Thai commission delays polls on new unrest


BANGKOK: Thailand’s Election Commission on Thursday called for the postponement of key parliamentary polls due to be held on July 20 because of political unrest shaking the kingdom.

The appeal came after an attack on an anti-government rally in Bangkok the same day that left three dead.

Hours later opposition demonstrators stormed a meeting between the government and vote officials, forcing caretaker Prime Minister Niwattumrong Boonsongpaisan and other ministers to flee.

“The election on July 20 is no longer possible. It must be postponed,” Election Commission secretary general Puchong Nutrawong told Agence France-Presse.

“The reason is because today’s meeting collapsed and it affects the election timetable,” Puchong said.

He said early August was one option for the polls but that “may be too soon.”

“The election cannot be held if protesters do not agree,” Puchong added.

The dismissal of prime minister Yingluck Shinawatra from office last week in a controversial court ruling has sent tensions soaring in the Southeast Asian nation, which has endured years of political turmoil.

Yingluck’s supporters have accused the Election Commission of conspiring with the anti-government movement and parts of the judiciary to prevent her party’s return to power.

Grenade blasts and gunfire at an anti-government protest site in Bangkok early Thursday left three dead and 23 wounded, stoking fears of wider political violence in the crisis-hit kingdom.
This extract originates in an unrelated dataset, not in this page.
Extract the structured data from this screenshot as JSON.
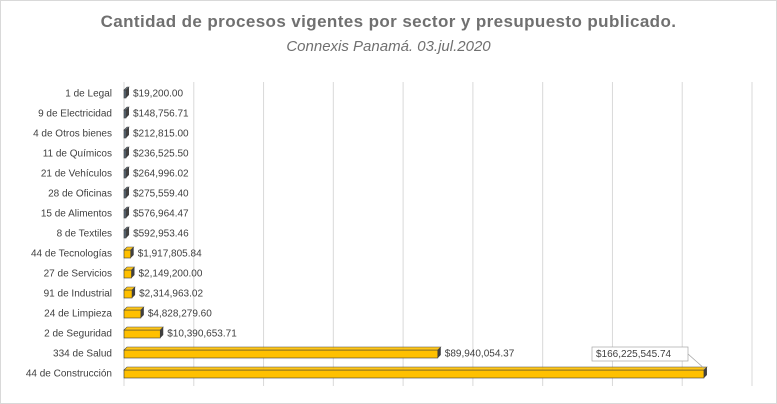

The attack comes as opposition protesters push for the appointment of an unelected premier in a move that has infuriated government supporters.

An election held in February was later annulled after demonstrators blocked voting in many areas.

The opposition refuses to take part in elections unless reforms are held first to tackle what it says is widespread corruption and cronyism.

Thailand has been torn apart by political divisions since 2006 when Yingluck’s older brother Thaksin Shinawatra was ousted in a military coup after frictions with the country’s royalist establishment.

Thaksin-led or aligned parties have won every election since 2001, but have also seen four premiers removed by coups or court rulings.